Personages, events, institutions, laws, the temple, sacrifices, the priesthood—everything suddenly appears in another light. It is similar to a room being illumined by the light of candle when a powerful neon light is suddenly turned on. Christ who is "the light of the world" is also the light of the Scriptures.

In a powerful analogy, this transformation of the meaning of the Hebrew Scriptures by the Cross and Resurrection is compared to the experience of the Holy Eucharist:

The clearest example to help us understand what happens in that moment is the consecration in the Mass, which is in fact a memorial of that event. Nothing apparently seems changed in the bread and wine on the altar, yet we know that after consecration they are completely other than what they were, and we treat them quite differently than we did before.

Admitting that there were "weaknesses in the Fathers' exegesis ... pushing symbolism to excess", the on-going significance of the Fathers' reading of Scripture is in exemplifying how to read Scripture "with faith", within - rather than outside - the experience of encountering the Crucified and Risen One:

So what is still valid, then, in the legacy from the Fathers in the field of biblical interpretation? Perhaps here more than anywhere else, they have a decisive word to deliver to the Church today that we must try to discover. Apart from their ingenious allegories, their bold applications, and the doctrine of the four senses of Scripture, what characterizes the Fathers’ reading of the Bible? It is that—from beginning to end, and at each step of the way—it is a reading done in faith; it started from faith and led to faith. All their distinctions between the historical, allegorical, moral, and eschatological readings can be narrowed down to a single distinction today: reading Scripture with faith or reading it without faith, or at least without a certain quality of faith.

Thus Scripture becomes a living Word addressed to the Church, to the disciple:

This means not only reading the Word of God but also our being read by it, not only probing the Scriptures but also letting ourselves be probed by them ...

It is the distinction between a personal reading and an impersonal reading of the Word of God. I will try to explain what I mean. The Fathers approached the Word of God with a recurring question: What is it saying here and now to the Church and to me personally?

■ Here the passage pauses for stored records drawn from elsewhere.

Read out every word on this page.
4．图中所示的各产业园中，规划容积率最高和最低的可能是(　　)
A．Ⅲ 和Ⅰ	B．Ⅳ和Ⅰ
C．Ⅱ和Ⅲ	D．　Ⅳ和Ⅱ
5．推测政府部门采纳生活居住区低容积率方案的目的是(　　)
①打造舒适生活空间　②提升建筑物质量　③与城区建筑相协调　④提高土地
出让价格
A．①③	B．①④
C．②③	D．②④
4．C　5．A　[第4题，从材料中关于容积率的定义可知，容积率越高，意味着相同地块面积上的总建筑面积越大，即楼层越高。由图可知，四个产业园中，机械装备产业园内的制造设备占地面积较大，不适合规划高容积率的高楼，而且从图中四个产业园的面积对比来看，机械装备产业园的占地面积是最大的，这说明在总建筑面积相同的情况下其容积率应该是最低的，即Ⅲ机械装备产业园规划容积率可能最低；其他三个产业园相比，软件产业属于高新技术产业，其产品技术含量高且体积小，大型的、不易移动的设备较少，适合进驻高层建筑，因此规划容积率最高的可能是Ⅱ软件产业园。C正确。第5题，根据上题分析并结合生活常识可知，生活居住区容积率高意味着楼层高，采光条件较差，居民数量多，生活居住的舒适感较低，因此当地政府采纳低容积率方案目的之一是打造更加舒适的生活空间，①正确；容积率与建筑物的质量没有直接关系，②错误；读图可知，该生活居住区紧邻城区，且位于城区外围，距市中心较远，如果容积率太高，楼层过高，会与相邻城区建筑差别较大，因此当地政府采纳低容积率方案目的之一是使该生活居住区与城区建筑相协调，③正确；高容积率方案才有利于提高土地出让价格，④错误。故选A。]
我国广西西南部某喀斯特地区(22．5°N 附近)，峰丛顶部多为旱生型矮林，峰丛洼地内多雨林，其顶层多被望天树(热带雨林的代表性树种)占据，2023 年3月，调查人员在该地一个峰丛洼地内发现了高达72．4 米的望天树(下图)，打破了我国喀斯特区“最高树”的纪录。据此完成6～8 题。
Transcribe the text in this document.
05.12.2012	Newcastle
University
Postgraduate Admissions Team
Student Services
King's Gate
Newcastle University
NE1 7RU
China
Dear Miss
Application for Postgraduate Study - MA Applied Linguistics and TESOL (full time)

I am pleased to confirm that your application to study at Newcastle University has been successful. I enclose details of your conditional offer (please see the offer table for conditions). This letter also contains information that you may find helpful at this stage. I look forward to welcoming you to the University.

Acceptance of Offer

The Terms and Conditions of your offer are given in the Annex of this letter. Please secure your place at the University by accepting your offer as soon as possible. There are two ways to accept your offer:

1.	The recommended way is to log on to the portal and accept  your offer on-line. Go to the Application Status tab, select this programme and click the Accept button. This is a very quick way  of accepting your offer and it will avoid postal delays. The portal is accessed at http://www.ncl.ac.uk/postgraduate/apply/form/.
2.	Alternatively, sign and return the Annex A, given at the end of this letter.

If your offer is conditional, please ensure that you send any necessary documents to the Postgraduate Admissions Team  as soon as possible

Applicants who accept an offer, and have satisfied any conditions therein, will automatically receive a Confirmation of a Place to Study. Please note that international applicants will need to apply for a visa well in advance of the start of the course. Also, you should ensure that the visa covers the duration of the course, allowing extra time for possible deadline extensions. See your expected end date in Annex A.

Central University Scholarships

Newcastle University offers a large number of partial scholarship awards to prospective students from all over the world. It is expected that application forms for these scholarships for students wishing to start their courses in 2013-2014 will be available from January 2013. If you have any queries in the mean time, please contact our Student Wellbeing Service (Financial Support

They were persuaded that Scripture—in addition to the historical events that it attests, the truths of faith that it presents to all to believe, the obligations that it points out, and the things to hope for (the famous four senses of Scripture)—always has new light to shed and new tasks to point out for everyone personally.

The homily is a powerful call to retrieve a dynamic and vital reading of Scripture, liberated from the stifling constraints of the Enlightenment and modernity.  That metaphor of the transformation that occurs in the Eucharist starkly highlights what is at stake - the Crucified and Risen One present, giving himself to the Church, transforming us that we may more fully share in Cross and Resurrection. 

Retrieving the vitality and strangeness of patristic readings of Scripture surely has a significant role to play in the renewal of catholic Christianity's life and witness.  In a post-Christian culture which believes it cannot be surprised by the story of the Christian Scriptures because that story was a cultural commonplace until relatively recently, in which the Enlightenment's emphasis on the "exclusively historical and literal sense" has shaped how both cultural conservatism and cultural liberalism understand Scripture, in which the 'texts of terror' deeply offend, the Church needs a reading of Scripture that makes strange, startles, surprises.  Fr. Raniero Cantalamessa has pointed us to such readings.